9th Circuit Grants Motion to Suppress I-213 and Petitioner Statement Due to Egregious Viol Print E-mail
Friday, 08 August 2008

Lopez-Rodriguez and Gastelum-Lopez v. Mukasey, No. 06-70868 (9th Cir.)(August 8, 2008)

CANBY, Bybee (C), Quackenbush

 

            The 9th circuit reviewed the IJ and BIA’s decisions to deny petitioners’ joint motion to suppress their respective Forms I-213 (Record of Deportable/Inadmissible Alien) and a sworn statement by petitioner Gastelum.  Petitioners argued that INS agents who came to their residence in October 2000 without an arrest or search warrant based on a tip of fraudulent use of a U.S. birth certificate committed egregious violations of the 4th Amendment by pushing their way into petitioners’ residence. 

            The 9th Circuit stated that these facts fit squarely within the basic principle that searches and seizures inside a home without a warrant are presumptively unreasonable, citing Payton v. New York, 445 U.S. 573, 586 (1980), and this presumption may only be overcome by consent or exigent circumstances.  Petitioner Gastelum testified she had not consented and the INS agents did not testify.  The IJ ruled that although there were “some 4th Amendment problems with the manner of entering and questioning” the problems were not egregious violations.  The BIA affirmed the IJ without decision.

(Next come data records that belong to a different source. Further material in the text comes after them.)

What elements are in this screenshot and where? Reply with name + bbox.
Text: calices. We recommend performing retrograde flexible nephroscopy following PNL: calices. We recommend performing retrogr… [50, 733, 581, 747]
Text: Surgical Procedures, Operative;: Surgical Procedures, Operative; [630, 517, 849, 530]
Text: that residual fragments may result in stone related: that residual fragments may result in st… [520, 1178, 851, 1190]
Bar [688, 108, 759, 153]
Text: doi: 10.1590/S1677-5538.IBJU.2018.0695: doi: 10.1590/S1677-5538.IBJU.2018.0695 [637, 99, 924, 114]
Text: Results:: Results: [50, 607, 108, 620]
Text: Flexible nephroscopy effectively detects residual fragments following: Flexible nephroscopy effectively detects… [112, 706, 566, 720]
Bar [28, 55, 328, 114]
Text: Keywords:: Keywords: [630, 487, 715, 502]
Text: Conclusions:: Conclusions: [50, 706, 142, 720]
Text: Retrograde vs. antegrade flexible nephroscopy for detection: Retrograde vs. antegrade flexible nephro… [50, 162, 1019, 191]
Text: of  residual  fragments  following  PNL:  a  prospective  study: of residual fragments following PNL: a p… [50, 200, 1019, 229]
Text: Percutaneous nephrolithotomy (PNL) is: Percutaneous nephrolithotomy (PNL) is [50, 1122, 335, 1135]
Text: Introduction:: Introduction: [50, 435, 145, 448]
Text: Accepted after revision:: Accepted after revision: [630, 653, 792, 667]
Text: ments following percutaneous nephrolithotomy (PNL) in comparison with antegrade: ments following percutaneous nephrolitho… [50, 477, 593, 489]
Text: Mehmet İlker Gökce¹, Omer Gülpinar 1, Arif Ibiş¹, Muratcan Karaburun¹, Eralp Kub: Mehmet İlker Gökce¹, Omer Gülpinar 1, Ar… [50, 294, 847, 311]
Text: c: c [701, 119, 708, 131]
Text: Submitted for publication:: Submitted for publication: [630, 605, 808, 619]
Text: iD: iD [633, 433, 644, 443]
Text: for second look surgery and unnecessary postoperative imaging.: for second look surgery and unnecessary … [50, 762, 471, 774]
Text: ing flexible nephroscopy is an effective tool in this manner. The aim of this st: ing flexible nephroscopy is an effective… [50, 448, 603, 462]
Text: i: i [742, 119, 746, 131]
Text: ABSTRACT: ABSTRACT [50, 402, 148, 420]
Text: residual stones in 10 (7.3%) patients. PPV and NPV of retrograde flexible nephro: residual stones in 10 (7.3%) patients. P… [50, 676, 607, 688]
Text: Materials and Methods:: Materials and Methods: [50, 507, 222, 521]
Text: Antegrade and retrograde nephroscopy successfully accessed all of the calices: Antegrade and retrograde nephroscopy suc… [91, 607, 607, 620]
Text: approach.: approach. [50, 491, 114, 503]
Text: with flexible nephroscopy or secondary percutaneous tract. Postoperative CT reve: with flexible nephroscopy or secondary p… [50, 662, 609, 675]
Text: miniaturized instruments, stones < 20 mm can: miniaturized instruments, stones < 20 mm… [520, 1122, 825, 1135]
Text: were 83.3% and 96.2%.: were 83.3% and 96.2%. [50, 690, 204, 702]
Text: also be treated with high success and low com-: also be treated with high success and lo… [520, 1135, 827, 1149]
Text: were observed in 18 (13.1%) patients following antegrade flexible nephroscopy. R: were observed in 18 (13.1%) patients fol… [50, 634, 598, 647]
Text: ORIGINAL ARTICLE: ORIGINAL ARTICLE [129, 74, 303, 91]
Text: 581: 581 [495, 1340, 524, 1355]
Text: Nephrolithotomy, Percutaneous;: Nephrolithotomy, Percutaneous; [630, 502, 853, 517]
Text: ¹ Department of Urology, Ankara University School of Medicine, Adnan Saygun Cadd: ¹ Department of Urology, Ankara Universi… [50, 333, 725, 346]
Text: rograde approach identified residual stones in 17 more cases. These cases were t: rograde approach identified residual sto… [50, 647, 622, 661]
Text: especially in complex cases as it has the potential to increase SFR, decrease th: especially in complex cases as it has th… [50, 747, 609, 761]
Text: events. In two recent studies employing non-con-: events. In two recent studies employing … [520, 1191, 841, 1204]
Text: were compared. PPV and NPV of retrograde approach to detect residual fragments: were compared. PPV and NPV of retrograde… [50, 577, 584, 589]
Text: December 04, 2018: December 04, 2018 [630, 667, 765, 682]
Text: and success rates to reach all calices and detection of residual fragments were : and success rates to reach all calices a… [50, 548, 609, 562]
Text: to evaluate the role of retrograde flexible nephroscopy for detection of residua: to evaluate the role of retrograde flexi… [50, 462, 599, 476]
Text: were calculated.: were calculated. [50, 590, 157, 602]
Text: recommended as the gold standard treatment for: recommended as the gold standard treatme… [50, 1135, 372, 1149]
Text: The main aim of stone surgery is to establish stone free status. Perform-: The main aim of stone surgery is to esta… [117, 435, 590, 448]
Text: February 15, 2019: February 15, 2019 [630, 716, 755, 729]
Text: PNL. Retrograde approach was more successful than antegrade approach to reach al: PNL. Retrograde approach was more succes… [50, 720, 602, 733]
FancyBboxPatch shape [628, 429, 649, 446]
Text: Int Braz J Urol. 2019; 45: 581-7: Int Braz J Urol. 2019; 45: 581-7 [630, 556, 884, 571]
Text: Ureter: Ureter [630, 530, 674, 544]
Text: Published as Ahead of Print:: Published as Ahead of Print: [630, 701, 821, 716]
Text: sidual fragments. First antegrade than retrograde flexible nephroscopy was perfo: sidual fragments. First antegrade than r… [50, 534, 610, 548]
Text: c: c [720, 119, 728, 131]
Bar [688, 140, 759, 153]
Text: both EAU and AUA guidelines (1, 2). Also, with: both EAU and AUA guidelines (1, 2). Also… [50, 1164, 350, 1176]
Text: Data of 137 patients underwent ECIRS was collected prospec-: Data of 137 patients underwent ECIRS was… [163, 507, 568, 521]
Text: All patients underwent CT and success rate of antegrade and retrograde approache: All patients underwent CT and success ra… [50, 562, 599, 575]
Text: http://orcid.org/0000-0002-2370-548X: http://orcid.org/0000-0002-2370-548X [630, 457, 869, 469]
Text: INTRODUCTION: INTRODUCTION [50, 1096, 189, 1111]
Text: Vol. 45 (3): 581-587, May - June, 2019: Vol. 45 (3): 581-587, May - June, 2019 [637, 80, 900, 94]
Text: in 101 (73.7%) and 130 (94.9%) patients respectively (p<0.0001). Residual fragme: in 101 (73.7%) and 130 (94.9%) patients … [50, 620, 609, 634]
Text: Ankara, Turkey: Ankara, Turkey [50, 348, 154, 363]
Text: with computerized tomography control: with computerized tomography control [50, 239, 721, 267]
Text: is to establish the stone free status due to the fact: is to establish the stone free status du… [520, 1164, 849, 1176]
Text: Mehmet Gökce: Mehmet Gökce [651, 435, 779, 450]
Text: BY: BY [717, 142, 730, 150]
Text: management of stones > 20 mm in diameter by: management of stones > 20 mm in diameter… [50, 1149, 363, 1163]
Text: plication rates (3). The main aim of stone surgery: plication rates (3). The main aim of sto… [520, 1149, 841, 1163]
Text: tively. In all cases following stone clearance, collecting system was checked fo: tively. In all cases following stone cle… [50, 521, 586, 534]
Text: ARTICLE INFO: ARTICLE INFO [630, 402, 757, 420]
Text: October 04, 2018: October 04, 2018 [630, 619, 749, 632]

            The 9th Circuit concluded that “the evidence of alienage contained in these documents was obtained in violation of (petitioners’) Fourth Amendment rights and that the violation was egregious.”  The 9th Circuit also said that “the bare fact that Gastelum neither refused to speak to them nor ordered them to leave after they pushed the door open and entered her home is insufficient to establish consent.”  Since the INS officers receive extensive training in 4th Amendment law, citing Orhorgaghe, 38 F.3d at 503 n. 23, the INS officers here should have known that their conduct was in violation of the 4th Amendment and therefore egregious.  The 9th Circuit noted that the warrant requirement applies with the same force in the administrative process, citing Camara v. Mun. Ct. of San Francisco, 387 U.S. 523, 534 (1967).  There being no other evidence of petitioners’ alienage the court granted the petition for review, reversed the decision of the BIA, and remanded with instructions to dismiss the removal proceedings against the petitioners.

            Judge Bybee’s concurring opinion expressed concerns that 9th Circuit jurisprudence on the issue of what constituted an egregious violation of the 4th Amendment was overinclusive and that other circuits had adopted a more stringent standard for “egregious” violations of the 4th Amendment.  Also, he noted that the part of Justice O’Connor’s opinion in INS v. Lopez-Mendoza, 468 U.S. 1032, 1050 – 51, stating in dicta that there might be an exception to the general rule that the 4th Amendment exclusionary rule does not apply in deportation proceedings in the case of egregious 4th Amendment violations was only joined by three other justices.